10. Interactive elements
All interactive elements (forms, links, banners) should be:
- visually clear with focus (usually in the form of a frame visible during navigation on a page with the TAB key);
- with unique and understandable links, also out of context;
- not described like: “>>” or “more” or “click here”;
- not to open in a new browser window or a tab without warning.
11. Skip links
It is recommended to apply an improvement in the form of ‘skip links’, also known as the skip mechanism. They are used to skip some blocks in the service by using appropriate anchors on the website and going directly to selected content. This is especially important in services that have many links in the navigation/menu. This kind of help is not only for the blind but also for the visually impaired or people with motor dysfunctions – it seems that each user may need such support in certain situations.
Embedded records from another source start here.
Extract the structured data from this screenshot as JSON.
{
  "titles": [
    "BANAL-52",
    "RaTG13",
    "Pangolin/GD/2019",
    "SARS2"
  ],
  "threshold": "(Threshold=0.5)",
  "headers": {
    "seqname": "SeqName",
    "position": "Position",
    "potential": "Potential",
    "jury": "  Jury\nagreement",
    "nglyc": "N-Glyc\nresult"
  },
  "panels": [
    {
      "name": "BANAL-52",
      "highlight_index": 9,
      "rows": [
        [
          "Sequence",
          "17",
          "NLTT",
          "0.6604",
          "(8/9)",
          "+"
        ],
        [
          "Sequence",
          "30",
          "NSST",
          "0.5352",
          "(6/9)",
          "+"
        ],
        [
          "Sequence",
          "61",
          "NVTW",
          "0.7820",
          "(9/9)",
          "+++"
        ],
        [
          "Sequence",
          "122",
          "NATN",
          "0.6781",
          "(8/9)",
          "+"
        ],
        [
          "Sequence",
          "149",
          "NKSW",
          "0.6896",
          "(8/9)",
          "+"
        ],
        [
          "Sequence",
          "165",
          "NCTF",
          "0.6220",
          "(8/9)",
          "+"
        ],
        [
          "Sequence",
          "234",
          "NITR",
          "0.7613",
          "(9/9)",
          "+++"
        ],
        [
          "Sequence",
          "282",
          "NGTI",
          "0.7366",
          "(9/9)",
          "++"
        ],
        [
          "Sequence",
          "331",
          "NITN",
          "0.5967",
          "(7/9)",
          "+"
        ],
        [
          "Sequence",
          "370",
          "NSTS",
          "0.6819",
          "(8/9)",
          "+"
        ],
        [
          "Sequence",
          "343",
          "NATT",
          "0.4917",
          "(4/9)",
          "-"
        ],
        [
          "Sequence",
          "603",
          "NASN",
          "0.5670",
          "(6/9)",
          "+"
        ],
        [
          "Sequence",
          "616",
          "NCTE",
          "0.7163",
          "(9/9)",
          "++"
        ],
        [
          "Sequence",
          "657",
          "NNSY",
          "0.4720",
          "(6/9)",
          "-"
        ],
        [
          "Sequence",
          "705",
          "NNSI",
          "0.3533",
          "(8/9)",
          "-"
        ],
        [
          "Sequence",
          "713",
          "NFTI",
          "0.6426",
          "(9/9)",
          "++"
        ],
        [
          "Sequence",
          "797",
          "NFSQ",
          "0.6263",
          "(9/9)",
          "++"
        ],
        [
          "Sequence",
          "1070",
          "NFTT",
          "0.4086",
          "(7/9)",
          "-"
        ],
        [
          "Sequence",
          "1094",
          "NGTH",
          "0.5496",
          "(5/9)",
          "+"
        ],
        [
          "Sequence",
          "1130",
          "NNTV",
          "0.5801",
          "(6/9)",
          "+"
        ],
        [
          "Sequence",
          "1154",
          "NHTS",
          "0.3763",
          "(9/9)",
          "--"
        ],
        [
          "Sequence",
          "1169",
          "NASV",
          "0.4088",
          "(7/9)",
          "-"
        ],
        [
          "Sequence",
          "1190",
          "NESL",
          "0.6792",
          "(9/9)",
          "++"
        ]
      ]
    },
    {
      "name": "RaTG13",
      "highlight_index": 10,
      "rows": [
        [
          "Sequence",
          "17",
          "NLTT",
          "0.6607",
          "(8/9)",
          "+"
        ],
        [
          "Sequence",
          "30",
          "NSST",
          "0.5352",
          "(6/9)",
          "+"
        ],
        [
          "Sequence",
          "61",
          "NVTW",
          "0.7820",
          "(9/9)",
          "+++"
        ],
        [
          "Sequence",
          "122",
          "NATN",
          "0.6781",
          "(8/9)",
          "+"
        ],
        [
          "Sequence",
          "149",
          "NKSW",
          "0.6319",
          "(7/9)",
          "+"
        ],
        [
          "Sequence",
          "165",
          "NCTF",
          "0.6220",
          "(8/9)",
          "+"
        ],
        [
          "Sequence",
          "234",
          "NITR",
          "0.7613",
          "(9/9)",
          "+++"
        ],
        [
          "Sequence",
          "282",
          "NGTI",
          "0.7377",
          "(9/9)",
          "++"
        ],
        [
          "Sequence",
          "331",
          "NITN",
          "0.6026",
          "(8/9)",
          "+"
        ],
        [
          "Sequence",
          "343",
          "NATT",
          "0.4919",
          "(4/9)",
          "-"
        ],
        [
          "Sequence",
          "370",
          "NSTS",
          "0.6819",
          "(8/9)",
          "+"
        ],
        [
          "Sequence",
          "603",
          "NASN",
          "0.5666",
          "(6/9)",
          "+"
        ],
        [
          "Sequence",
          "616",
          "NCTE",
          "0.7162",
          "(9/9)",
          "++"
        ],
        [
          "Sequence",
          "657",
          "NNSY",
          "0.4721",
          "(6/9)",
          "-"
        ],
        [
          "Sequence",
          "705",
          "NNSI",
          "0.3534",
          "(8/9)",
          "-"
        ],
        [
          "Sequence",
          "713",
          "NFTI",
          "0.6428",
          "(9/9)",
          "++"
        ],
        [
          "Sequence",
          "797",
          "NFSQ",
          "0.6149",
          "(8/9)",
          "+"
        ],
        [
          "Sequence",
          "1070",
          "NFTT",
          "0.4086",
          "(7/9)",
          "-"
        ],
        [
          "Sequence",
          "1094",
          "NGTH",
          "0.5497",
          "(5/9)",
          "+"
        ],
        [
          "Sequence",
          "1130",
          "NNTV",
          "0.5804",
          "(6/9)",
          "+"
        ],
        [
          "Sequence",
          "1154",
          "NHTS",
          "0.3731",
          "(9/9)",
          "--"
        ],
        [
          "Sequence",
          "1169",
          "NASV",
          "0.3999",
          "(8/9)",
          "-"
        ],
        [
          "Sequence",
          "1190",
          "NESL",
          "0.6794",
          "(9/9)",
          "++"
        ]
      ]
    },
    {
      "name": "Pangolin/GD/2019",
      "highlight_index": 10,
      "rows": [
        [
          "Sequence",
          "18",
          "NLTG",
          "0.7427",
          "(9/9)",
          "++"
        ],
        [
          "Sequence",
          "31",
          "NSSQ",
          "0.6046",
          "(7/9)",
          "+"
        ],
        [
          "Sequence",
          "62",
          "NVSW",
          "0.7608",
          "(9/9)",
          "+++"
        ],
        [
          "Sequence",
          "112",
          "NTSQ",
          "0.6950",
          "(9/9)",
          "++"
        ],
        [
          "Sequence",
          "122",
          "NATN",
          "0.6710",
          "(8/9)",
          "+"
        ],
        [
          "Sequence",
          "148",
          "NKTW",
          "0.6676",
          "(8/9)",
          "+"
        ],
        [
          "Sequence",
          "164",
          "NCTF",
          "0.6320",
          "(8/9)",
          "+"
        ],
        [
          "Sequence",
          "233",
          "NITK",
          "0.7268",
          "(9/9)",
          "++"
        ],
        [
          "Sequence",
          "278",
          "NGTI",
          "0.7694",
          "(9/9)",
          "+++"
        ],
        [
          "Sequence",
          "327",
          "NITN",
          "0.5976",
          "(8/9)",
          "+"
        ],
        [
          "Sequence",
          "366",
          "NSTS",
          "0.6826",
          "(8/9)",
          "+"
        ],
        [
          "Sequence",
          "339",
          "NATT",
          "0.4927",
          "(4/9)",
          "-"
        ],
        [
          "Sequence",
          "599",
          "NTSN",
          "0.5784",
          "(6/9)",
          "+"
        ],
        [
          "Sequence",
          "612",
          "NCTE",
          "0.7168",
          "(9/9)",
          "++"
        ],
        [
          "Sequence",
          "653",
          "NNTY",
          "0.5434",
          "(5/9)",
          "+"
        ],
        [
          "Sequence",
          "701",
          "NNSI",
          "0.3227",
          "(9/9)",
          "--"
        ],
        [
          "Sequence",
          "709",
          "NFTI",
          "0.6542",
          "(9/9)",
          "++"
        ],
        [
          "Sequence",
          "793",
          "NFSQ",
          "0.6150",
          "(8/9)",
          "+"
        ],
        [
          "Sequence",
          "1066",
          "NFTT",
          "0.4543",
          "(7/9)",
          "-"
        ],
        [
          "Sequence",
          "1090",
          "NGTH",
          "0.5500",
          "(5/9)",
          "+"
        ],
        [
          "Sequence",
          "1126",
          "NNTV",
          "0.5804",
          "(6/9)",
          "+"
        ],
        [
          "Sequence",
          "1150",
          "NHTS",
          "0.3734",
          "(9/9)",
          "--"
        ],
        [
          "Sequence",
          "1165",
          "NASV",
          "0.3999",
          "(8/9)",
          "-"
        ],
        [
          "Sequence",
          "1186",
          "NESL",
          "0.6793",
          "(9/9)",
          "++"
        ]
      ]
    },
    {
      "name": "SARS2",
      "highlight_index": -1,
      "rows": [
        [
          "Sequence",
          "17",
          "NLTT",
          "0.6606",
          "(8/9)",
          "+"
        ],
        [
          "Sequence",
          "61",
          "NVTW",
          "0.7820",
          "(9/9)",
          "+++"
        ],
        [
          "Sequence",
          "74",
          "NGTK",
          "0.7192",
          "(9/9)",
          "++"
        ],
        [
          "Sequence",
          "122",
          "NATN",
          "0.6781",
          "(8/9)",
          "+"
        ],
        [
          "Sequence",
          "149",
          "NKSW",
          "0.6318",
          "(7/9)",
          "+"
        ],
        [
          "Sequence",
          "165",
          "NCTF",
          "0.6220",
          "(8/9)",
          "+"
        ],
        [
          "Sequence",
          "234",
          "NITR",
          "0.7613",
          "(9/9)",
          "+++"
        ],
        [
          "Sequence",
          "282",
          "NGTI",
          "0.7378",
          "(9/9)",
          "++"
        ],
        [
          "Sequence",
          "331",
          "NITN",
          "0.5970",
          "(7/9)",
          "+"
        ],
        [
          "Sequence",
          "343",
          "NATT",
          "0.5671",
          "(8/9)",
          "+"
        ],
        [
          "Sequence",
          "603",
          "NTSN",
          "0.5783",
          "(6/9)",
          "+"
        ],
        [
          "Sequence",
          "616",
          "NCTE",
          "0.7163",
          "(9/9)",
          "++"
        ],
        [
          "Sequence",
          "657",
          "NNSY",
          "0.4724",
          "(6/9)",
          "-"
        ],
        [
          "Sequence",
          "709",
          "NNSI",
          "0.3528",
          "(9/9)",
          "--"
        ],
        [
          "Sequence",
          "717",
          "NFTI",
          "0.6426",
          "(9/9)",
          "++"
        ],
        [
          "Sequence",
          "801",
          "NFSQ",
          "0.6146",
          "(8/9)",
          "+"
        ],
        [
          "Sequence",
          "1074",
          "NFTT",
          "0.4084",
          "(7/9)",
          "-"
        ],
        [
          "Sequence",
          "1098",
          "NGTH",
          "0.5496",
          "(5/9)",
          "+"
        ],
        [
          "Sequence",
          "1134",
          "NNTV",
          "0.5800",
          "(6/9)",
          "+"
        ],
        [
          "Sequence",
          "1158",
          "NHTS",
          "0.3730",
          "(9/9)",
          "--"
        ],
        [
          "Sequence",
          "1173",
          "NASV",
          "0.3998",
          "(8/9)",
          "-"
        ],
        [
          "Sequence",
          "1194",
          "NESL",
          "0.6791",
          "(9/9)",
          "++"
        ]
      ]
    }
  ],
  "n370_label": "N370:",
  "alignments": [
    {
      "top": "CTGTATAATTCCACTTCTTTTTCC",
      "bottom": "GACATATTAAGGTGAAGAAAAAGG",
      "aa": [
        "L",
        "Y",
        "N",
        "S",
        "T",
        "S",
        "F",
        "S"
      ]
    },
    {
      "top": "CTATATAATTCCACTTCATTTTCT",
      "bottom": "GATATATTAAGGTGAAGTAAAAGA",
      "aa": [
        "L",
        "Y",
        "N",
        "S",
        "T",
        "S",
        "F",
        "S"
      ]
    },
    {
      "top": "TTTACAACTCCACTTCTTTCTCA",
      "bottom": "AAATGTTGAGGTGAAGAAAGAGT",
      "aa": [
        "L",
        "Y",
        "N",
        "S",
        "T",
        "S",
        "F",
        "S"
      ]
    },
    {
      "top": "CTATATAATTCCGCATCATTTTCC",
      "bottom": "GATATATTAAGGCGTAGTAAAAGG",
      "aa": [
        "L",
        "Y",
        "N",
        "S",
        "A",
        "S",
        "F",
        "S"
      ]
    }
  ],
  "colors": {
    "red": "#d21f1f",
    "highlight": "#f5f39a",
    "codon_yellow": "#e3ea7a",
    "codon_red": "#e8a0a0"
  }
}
12. Page and subpage titles
They must be unique and inform about the content of the subpage on which a user is located, and the layout of the content in a title should be built according to the scheme: [Subpage title] – [Institution name].
13. Applying headers to the correct content structure
An essential task in the website accessibility is to organise content using headers. Subpages are also to be based on headers, with (h1-h6) as the basis for organising content on the site. This makes the content easier to understand and improves its flow. Clear headers help screen readers to interpret pages, which makes navigation much easier.
It should be checked that appropriate levels of headers are used in the content, e.g. only one h1 per page. This is followed by subheadings starting with h2, which can be nested further (h3, etc.). They should always be used in strict order.
14. Tables, frames, etc.
They are useful by themselves, as long as they are not used for purposes other than tabular data. Therefore: they are not used as a structural element of the page. They make it easier for users, including those using assistive technology, to analyse large amounts of data. For maximum benefit, tables should be as simple as possible, and be provided with headlines. There are guides on how to code a table while respecting accessibility standards. As for the frames, they must be properly titled.
15. Well-designed forms
Forms, including a search engine form, are a useful addition to most websites as long as they are carefully designed and form fields and buttons are correctly described. One should also strive for placing labels next to relevant fields. While a sighted user can easily match the label to the right area or option, this may not be obvious to a person using a screen reader.
16. Convenient file download
Possible to download from the site files such as PDF, Word etc. should be prepared as accessible, i.e. they must have a structure that helps blind people to view such documents.
In summary it is worth adding that the website created according to the above procedures should be available in browsers and devices with disabled CSS support.